Knowing that you have planned your end-of-life affairs can remove some of the angst of growing older. Naming beneficiaries and having the peace of mind that those you care about will receive your assets can provide satisfaction and comfort.
Despite your best efforts, you may still have some family members who disagree about what you would have wanted after you pass away. While you cannot know for sure that inheritance disputes will never happen, knowing some of the common reasons they occur can help you to reduce the risks of them affecting your family.
An overarching cause of inheritance disputes is poor communication. While you certainly are not required to disclose every detail of your estate plan, providing a description of your end-of-life wishes can help your family understand your intentions. Encourage your family to ask questions if they need clarification on certain topics.

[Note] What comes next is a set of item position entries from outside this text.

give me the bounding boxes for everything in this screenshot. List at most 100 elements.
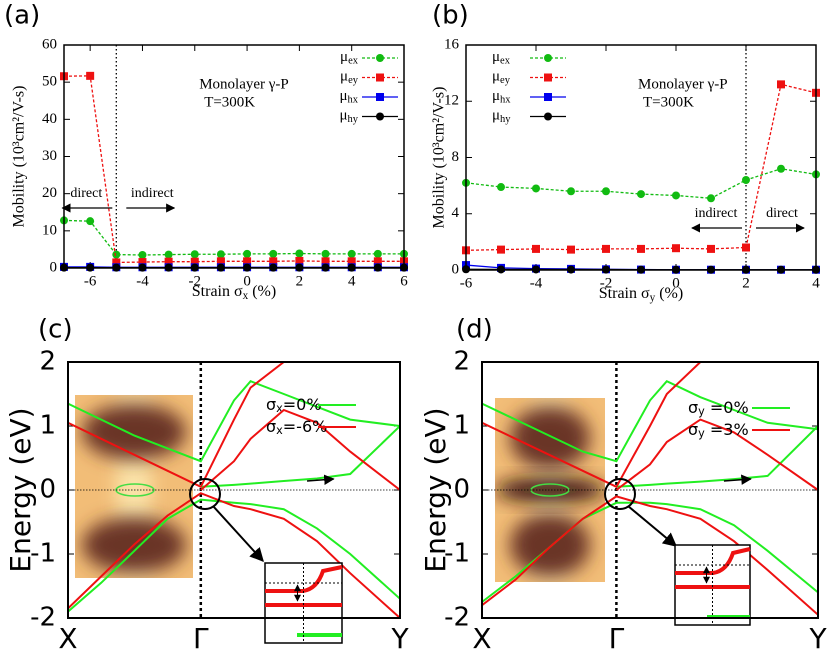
band [482,362,702,489]
band [68,498,400,613]
marker [637,244,645,253]
marker [497,183,505,192]
x-axis-label: Strain σy (%) [599,285,683,304]
y-tick-label: 2 [39,347,56,377]
legend-label: σx=0% [266,394,322,415]
zoom-circle [189,478,221,510]
marker [707,244,715,253]
legend-label: σx=-6% [266,416,327,437]
legend-label: μey [492,69,511,87]
x-tick-label: -6 [460,275,473,291]
y-axis-label: Mobility (10³cm²/V-s) [11,86,28,228]
annotation: Monolayer γ-P [638,76,728,92]
legend-label: μhy [492,108,511,126]
zoom-red-top [675,547,751,575]
marker [742,243,750,252]
marker [373,249,382,258]
legend-label: μex [340,49,359,67]
marker [321,249,330,258]
y-tick-label: -2 [30,603,56,633]
marker [138,258,147,267]
legend-label: μey [340,69,359,87]
panel-label: (c) [38,315,73,345]
marker [295,249,304,258]
marker [190,257,199,266]
x-tick-label: 4 [812,275,820,291]
marker [138,250,147,259]
y-tick-label: 0 [452,261,460,277]
marker [269,249,278,258]
marker [243,249,252,258]
plot-frame [465,44,817,271]
band [68,362,285,489]
y-tick-label: 60 [42,36,57,52]
x-tick-label: 6 [400,273,408,289]
marker [637,190,645,199]
flow-arrow [306,474,335,485]
x-axis-label: Strain σx (%) [192,283,276,302]
y-axis-label: Energy (eV) [4,407,37,572]
heatmap-blob [510,406,590,470]
x-tick-label: X [58,622,77,653]
panel: (a) 0 10 20 30 40 50 60 -6 -4 -2 0 2 4 6 Mobility (10³c… [4,1,408,302]
x-tick-label: -4 [136,273,149,289]
heatmap-blob [82,404,186,460]
marker [269,257,278,266]
marker [707,194,715,203]
y-tick-label: 2 [453,347,470,377]
y-tick-label: -1 [444,539,470,569]
band [616,425,818,488]
marker [672,191,680,200]
plot-frame [481,361,819,619]
zoom-red-top [265,565,343,593]
series-line [64,75,404,264]
series-line [64,219,404,256]
marker [532,184,540,193]
x-tick-label: Γ [609,622,625,653]
x-tick-label: 4 [348,273,356,289]
marker [373,257,382,266]
y-tick-label: 40 [42,111,57,127]
marker [347,249,356,258]
legend-marker [376,73,384,82]
zoom-arrow [627,505,678,547]
legend-marker [544,112,552,121]
legend-marker [544,54,552,62]
marker [602,187,610,196]
marker [672,244,680,253]
x-tick-label: -2 [189,273,202,289]
y-axis-label: Mobility (10³cm²/V-s) [431,87,448,229]
legend-label: σy =0% [688,397,749,418]
y-tick-label: 1 [453,411,470,441]
plot-frame [63,44,405,269]
marker [295,256,304,265]
legend-marker [544,73,552,82]
panel: (c) -2 -1 0 1 2 X Γ Y Energy (eV) σx=0%σx=-6% [4,315,409,653]
x-tick-label: 0 [243,273,251,289]
x-tick-label: Y [808,622,827,653]
marker [777,80,785,89]
annotation: indirect [131,186,174,201]
marker [86,71,95,80]
heatmap-inset [75,395,193,578]
legend-label: μhy [339,108,358,126]
plot-frame [67,361,401,619]
marker [190,250,199,259]
x-tick-label: Y [390,622,409,653]
marker [497,245,505,254]
y-tick-label: 0 [453,475,470,505]
flow-arrow [723,474,752,485]
marker [112,250,121,259]
legend-label: μex [492,49,511,67]
marker [164,250,173,259]
legend-marker [376,112,384,121]
legend-marker [376,93,384,101]
y-tick-label: 30 [42,148,57,164]
y-tick-label: 1 [39,411,56,441]
x-tick-label: 0 [672,275,680,291]
heatmap-blob [495,478,605,502]
band [482,379,818,463]
annotation: T=300K [643,94,694,110]
y-tick-label: 8 [452,149,460,165]
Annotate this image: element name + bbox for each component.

When writing estate planning documents, provide as many relevant details as possible. This decision may prevent confusion and give your family a clear picture of your plan for the execution of your estate.
You will need help closing your estate. In fact, leading up to your death, you may require assistance to make financial decisions or decisions about certain medical treatments. Roles such as a power of attorney, an executor and a fiduciary may all be a part of your plan. AARP suggests that you record your selections for management roles in a written document.
When your family knows who you have chosen to fulfill specific roles, they may not disagree about who should undertake which responsibilities. Your ability to establish roles and expectations prior to your passing may encourage everyone to support each other and offer help where needed. Working with an attorney to plan your estate can help you verify you have everything you need to give your family a clear picture of your desires.